Genetic transition to posthumanism

From: Francois-Rene Rideau (fare@tunes.org)
Date: Thu Apr 26 2001 - 17:02:48 MDT


How do extropians envision transition from mankind
to whatever posthuman future awaits us?
What are the documented scenarios that have been considered?

I mean, afaik, historically, genetic replacement happens by massive
extinction of species in very short times (geologicallywise, anyway),
with the surviving ones filling the void (that they might or not have
caused, to begin with). Do you expect some posthuman species to just sit
around (maybe in secret) and takeover the planet after some inevitable
catastrophe wipes mankind? I don't think the humans would let such thing
happen -- if they're going to be destroyed, they won't hesitate to make
the planet unliveable. Or maybe other planets would be a shelter to
posthumans, where they'd wait for the final demise of mankind?
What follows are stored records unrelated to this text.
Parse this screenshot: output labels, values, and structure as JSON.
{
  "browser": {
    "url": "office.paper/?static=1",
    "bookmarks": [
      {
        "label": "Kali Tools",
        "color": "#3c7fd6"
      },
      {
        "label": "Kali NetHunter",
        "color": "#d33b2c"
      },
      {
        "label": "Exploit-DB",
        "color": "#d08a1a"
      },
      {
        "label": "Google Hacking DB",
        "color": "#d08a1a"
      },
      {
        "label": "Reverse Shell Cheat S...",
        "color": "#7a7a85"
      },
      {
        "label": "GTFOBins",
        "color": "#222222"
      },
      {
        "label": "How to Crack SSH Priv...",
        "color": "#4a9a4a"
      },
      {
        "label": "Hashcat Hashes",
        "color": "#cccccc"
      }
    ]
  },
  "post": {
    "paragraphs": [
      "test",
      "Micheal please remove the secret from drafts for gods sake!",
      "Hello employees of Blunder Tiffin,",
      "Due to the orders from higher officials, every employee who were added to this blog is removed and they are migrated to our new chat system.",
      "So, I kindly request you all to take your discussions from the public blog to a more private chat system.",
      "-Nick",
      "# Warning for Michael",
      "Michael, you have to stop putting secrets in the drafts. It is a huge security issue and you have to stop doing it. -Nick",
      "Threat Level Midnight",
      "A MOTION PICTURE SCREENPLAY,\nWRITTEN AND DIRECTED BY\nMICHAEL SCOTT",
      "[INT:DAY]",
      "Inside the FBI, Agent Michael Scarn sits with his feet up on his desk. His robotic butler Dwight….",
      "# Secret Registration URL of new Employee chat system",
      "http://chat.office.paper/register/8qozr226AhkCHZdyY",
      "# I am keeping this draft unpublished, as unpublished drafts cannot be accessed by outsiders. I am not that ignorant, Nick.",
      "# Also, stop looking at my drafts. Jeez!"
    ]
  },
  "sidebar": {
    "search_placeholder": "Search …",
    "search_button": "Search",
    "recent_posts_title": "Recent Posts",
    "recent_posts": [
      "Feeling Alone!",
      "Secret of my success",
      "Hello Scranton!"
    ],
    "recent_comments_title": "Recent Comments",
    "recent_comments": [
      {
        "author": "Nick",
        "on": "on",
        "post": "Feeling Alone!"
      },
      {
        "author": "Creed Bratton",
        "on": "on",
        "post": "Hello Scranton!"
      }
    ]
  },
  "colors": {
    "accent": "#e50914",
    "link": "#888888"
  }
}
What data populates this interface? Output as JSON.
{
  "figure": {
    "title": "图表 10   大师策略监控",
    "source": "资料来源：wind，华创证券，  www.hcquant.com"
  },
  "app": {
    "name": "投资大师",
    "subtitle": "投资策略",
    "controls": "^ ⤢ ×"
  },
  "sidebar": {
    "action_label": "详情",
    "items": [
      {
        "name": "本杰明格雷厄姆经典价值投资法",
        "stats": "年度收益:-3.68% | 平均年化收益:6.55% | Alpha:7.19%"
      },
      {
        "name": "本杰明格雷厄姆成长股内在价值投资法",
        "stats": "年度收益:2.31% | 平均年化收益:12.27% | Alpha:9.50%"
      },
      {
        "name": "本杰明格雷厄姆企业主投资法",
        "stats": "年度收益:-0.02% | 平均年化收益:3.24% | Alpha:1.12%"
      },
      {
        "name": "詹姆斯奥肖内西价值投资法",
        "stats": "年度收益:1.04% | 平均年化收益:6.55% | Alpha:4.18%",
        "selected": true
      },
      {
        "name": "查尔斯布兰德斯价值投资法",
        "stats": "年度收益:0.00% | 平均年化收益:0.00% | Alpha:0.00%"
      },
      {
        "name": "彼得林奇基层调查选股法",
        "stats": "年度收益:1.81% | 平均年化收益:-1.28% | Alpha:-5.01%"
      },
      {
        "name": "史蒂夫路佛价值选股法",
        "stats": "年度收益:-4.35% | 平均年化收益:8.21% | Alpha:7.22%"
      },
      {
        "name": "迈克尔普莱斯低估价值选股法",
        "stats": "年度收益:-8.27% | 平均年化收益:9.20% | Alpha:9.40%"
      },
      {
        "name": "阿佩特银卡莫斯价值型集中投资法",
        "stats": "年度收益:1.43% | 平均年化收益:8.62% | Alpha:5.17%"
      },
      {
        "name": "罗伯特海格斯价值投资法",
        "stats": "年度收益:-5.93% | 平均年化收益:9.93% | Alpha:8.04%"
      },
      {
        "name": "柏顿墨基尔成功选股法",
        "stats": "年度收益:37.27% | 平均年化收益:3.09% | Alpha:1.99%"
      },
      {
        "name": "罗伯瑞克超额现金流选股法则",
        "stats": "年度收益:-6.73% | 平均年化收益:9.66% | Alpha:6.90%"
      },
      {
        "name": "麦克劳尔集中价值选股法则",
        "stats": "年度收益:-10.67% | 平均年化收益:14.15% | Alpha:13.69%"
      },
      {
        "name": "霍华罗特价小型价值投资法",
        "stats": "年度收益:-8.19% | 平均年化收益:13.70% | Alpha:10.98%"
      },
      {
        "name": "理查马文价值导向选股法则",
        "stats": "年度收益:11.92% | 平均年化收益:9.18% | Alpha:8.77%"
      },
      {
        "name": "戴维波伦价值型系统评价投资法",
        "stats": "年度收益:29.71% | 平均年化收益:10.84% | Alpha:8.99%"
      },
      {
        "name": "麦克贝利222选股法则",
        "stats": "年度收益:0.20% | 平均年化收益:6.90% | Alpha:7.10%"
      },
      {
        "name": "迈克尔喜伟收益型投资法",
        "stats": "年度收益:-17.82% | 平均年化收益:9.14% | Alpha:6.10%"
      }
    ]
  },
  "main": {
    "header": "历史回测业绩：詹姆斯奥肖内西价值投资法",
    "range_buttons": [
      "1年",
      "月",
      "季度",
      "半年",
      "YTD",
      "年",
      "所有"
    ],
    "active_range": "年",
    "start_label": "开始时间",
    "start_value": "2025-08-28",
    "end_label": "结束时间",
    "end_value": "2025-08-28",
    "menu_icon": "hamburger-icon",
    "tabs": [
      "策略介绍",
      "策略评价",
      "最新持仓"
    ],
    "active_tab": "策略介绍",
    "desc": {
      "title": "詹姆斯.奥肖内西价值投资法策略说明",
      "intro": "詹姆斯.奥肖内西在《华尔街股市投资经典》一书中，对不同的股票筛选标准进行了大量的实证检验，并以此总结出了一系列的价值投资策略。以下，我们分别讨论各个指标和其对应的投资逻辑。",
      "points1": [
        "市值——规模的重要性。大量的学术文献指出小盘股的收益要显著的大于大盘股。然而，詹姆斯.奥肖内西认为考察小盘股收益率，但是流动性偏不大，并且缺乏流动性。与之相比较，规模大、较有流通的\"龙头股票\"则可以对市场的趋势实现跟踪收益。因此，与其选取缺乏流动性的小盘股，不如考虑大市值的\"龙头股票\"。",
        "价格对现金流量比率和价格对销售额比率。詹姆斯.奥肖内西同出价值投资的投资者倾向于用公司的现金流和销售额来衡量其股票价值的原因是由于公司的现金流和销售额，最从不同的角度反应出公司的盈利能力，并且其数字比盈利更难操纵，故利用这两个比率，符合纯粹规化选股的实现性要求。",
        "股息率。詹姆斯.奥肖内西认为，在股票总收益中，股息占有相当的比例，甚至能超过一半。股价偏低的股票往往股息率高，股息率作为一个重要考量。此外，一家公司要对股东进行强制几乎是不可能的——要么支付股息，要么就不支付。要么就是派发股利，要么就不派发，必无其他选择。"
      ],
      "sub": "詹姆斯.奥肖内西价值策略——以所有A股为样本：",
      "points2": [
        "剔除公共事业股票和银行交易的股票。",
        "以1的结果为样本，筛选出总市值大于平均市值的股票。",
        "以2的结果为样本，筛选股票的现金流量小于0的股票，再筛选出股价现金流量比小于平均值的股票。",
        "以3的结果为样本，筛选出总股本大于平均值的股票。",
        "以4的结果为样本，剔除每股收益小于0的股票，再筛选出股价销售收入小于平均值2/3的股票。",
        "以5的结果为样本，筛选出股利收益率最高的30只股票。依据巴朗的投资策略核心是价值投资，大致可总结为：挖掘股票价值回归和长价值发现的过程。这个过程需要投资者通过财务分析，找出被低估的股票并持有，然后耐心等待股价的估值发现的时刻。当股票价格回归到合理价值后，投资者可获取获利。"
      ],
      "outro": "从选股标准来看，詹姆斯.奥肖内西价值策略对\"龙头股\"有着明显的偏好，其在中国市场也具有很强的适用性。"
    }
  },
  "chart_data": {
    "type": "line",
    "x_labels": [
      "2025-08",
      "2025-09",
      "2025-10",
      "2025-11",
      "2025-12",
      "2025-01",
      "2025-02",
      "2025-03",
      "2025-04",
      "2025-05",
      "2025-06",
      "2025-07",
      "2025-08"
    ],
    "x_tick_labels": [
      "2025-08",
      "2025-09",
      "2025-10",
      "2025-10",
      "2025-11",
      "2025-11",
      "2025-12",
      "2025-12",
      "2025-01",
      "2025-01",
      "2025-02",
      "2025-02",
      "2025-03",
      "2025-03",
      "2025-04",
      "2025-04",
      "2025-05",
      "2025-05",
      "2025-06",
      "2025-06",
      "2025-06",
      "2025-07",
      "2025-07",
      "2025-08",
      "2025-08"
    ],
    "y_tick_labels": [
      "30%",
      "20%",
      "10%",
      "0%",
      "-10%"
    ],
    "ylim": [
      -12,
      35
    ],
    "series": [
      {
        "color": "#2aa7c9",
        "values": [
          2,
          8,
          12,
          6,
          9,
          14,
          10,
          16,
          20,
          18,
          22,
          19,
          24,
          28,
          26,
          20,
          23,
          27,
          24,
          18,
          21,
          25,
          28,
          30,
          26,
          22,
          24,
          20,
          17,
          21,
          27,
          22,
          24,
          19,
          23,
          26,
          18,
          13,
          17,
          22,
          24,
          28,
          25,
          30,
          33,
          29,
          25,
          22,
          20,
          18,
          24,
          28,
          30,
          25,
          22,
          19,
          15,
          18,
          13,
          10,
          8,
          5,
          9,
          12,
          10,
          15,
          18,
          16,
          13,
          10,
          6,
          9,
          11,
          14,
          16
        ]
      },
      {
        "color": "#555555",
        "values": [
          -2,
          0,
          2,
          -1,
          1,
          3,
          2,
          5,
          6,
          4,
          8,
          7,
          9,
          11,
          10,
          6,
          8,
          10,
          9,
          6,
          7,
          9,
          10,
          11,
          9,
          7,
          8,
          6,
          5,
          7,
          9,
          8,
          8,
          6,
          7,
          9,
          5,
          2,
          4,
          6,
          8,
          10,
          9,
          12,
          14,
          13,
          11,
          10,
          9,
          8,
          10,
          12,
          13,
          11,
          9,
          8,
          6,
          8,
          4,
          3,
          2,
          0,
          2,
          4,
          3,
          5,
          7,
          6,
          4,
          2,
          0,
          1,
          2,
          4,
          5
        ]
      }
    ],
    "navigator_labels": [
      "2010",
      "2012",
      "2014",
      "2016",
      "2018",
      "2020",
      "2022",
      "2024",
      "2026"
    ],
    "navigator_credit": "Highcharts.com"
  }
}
If not, this might mean a completely different way for species to emerge
than have been seen in the past. Do you expect genetic enhancement to
become so cheap that just about every human will eventually have been
modified? Would that result into a sustainable species? How long do you
expect it for the transition to take? Won't the biggest brake to such
transition be public opinion and traditional religion? Or would
there be such invisible riskless individual enhancements that people
would first use them undercover until it becomes so common that
prejudices be gone?

Also, many (most?) genetic enhancements are only useful if done at
conception time, so that the embryo may develop new or substantially
different organs (Dawkins argues that the phenomenon of growing individuals
at every generation from a monocellular embryo is one of the biggest
breakthrough in the last 3 billion years of genetic evolution).
If so, the biggest potential for genetic progress in posthumans
is in making new individuals. However, such method, by definition,
cannot ever make any previously existing individual immortal, or
otherwise satisfy anyone's direct selfish interest (or can it?),
so that only a tiny fraction of genetic engineering is actually open
for much transhuman progress. Yet, only selfish interest, coupled
with the responsibility associated to liberty, ensures that things
go into a consistent direction of progress. How do you envision the
future with respect to this kind of problems?

There might be lots of other scenarios.
I'm pretty sure this must have been discussed on the list
(or in some other document) in the past. I'll appreciate pointers.

Yours freely,

[ François-René ÐVB Rideau | Reflection&Cybernethics | http://fare.tunes.org ]
[ TUNES project for a Free Reflective Computing System | http://tunes.org ]
To appreciate an intelligent man is to have some pleasure when one agrees
with him, and to have an instructive pleasure when one does not.